Closed RachelRodgers closed 1 year ago

RachelRodgers commented 3 years ago

1.) Check that coercion from factor to numeric is behaving as intended, for example:

# Adjust values
ps.melt.value.sp <- ps.melt.sp %>%
  select(c((ncol(MAP)+11):(ncol(ps.melt.sp)))) %>%
   mutate_if(is.factor, ~ as.numeric(levels(.x))[.x])

Coercion from factor to numeric requires you coerce to a character first.

2.) Merging the Baltimore classification table with the melted phyloseq data using a left_join() will likely drop taxa from your table (ie: families in your melted table that are not present in your Baltimore file), as the keep argument defaults to FALSE. Is this the intended behavior? If not, I would recommend changing this parameter to TRUE, then filtering any rows added to the table that have an empty OTU (the Baltimore file will pull in some families that may not match to any families in your melted table).

# may lose information here:
ps.melt.fixed.sp <- left_join(ps.melt.fixed.sp, baltimore, by = "Family")

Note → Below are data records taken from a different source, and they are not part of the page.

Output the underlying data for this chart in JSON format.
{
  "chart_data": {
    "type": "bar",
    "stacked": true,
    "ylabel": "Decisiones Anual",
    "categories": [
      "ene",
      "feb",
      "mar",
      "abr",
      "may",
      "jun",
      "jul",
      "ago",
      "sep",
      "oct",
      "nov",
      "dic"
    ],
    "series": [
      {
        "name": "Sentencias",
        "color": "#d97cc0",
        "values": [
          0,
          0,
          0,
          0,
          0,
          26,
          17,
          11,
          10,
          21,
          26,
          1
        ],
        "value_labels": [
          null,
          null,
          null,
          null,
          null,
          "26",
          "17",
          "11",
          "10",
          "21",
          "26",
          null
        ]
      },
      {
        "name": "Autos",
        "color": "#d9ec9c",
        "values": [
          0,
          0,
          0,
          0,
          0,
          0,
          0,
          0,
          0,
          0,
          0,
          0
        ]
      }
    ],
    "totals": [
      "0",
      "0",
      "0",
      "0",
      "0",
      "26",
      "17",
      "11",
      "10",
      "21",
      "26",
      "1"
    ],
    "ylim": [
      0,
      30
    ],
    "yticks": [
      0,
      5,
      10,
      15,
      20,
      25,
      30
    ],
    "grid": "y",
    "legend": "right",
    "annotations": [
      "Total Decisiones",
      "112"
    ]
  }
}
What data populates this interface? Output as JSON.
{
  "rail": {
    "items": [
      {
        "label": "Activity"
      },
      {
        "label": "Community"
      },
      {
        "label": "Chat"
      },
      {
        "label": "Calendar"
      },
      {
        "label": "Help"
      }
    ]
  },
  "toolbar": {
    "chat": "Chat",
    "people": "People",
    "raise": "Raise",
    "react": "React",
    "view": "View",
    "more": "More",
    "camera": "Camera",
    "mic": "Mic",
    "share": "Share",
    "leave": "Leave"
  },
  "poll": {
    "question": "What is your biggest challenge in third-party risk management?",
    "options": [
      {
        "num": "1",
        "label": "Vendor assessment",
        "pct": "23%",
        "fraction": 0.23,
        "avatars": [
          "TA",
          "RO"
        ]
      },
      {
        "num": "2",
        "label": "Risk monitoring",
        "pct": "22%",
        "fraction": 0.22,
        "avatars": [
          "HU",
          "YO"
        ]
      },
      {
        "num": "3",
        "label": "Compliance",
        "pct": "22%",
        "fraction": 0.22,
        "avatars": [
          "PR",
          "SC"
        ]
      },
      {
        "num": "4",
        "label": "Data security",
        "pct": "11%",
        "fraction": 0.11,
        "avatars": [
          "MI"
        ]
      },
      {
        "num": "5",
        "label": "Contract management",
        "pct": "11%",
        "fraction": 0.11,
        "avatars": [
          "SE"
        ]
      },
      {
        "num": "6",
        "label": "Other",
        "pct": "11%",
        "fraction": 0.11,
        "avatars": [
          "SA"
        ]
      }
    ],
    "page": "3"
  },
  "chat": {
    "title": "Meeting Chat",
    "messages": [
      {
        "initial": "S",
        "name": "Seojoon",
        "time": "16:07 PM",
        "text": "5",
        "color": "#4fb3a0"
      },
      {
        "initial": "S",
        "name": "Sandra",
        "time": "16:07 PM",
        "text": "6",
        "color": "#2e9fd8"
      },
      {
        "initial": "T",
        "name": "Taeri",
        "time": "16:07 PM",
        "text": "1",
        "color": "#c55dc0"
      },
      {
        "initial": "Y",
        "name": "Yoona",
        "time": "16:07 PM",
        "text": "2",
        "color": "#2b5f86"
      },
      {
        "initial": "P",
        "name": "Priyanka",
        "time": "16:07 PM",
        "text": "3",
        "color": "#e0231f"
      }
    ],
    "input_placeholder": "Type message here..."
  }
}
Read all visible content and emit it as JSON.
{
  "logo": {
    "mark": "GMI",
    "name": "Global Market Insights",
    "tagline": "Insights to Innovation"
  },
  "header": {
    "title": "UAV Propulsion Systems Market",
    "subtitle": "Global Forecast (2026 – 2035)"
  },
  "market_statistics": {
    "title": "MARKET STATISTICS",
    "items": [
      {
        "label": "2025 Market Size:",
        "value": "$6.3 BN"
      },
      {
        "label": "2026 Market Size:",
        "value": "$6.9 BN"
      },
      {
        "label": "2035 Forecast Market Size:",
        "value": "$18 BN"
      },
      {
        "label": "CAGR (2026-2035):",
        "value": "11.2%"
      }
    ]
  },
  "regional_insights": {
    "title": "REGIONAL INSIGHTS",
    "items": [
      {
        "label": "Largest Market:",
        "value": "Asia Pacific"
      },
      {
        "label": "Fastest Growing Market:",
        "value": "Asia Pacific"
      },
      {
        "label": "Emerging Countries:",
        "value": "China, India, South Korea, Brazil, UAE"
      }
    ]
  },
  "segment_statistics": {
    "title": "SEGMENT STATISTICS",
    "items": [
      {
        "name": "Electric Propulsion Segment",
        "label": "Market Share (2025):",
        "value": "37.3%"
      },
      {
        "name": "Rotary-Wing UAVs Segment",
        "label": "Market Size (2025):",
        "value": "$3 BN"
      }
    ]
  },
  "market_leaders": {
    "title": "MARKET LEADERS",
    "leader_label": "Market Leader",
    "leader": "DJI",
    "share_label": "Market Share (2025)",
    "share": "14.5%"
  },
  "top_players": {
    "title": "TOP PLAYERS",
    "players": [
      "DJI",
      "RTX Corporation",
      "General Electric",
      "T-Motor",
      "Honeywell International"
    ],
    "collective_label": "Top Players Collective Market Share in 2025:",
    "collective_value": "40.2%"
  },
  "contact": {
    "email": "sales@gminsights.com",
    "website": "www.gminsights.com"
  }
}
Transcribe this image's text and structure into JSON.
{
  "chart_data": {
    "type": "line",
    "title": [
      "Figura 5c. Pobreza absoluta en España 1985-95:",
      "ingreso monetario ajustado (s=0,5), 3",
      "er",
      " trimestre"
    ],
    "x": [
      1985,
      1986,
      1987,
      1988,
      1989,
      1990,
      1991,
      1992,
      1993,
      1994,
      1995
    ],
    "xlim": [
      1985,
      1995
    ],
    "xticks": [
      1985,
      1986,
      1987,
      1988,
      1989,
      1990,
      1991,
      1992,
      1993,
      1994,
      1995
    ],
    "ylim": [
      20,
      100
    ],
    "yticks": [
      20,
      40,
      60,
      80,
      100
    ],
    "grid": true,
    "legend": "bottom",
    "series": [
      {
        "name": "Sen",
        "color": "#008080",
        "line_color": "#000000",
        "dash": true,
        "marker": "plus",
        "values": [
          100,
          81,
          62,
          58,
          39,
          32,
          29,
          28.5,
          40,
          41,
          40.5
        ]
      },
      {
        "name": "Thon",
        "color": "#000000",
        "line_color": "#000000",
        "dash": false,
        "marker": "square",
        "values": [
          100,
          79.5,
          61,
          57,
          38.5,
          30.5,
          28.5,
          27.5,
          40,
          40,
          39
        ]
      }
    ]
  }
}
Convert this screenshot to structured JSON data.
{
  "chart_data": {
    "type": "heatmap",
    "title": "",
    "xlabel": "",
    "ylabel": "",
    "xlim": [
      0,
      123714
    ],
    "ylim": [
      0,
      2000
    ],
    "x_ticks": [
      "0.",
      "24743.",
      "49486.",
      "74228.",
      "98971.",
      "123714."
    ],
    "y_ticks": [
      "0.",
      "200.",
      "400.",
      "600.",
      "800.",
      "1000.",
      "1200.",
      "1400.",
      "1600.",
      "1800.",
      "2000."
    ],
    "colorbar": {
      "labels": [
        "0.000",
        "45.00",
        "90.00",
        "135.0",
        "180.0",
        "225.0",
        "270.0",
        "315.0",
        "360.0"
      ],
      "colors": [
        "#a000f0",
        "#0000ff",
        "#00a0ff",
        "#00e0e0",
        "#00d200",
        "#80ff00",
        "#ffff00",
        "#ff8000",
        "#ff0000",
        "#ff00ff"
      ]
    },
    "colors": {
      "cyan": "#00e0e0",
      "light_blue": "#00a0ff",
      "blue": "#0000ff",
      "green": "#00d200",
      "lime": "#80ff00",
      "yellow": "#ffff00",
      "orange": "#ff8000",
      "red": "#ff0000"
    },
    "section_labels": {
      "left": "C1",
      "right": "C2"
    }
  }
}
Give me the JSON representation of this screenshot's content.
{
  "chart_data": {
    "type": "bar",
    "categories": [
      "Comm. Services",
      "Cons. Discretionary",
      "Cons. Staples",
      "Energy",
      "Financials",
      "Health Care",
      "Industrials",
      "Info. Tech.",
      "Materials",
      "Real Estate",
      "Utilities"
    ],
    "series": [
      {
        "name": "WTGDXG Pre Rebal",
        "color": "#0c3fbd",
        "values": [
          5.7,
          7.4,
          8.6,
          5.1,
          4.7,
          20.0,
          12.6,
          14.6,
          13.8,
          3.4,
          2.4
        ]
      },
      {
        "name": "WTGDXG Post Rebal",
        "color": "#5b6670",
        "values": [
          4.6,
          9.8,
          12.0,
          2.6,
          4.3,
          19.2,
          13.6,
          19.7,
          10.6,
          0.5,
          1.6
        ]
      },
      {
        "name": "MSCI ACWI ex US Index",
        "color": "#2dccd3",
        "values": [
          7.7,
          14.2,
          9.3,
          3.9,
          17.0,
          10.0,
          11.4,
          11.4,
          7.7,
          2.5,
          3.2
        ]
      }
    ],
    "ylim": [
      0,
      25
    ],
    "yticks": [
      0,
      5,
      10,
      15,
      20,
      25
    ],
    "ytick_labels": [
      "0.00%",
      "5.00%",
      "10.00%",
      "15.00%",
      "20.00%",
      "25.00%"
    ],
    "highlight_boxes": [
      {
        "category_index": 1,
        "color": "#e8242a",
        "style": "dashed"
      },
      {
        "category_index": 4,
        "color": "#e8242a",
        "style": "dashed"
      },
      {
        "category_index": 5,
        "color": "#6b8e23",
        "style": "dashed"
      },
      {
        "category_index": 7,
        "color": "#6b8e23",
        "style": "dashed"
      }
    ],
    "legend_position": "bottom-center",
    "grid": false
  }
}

3.) When generating the standardized count object at the genus level, the default option for tax_glom is to drop any taxa for which you are missing information at the specified rank. In this case it should never be an issue (NAs aren't expected) but it would be safer to go ahead and set this parameter to FALSE in the event something upstream has gone wrong:

ps0.ge.glom <- ps0.sp %>%
  speedyseq::tax_glom("Genus", NArm = FALSE)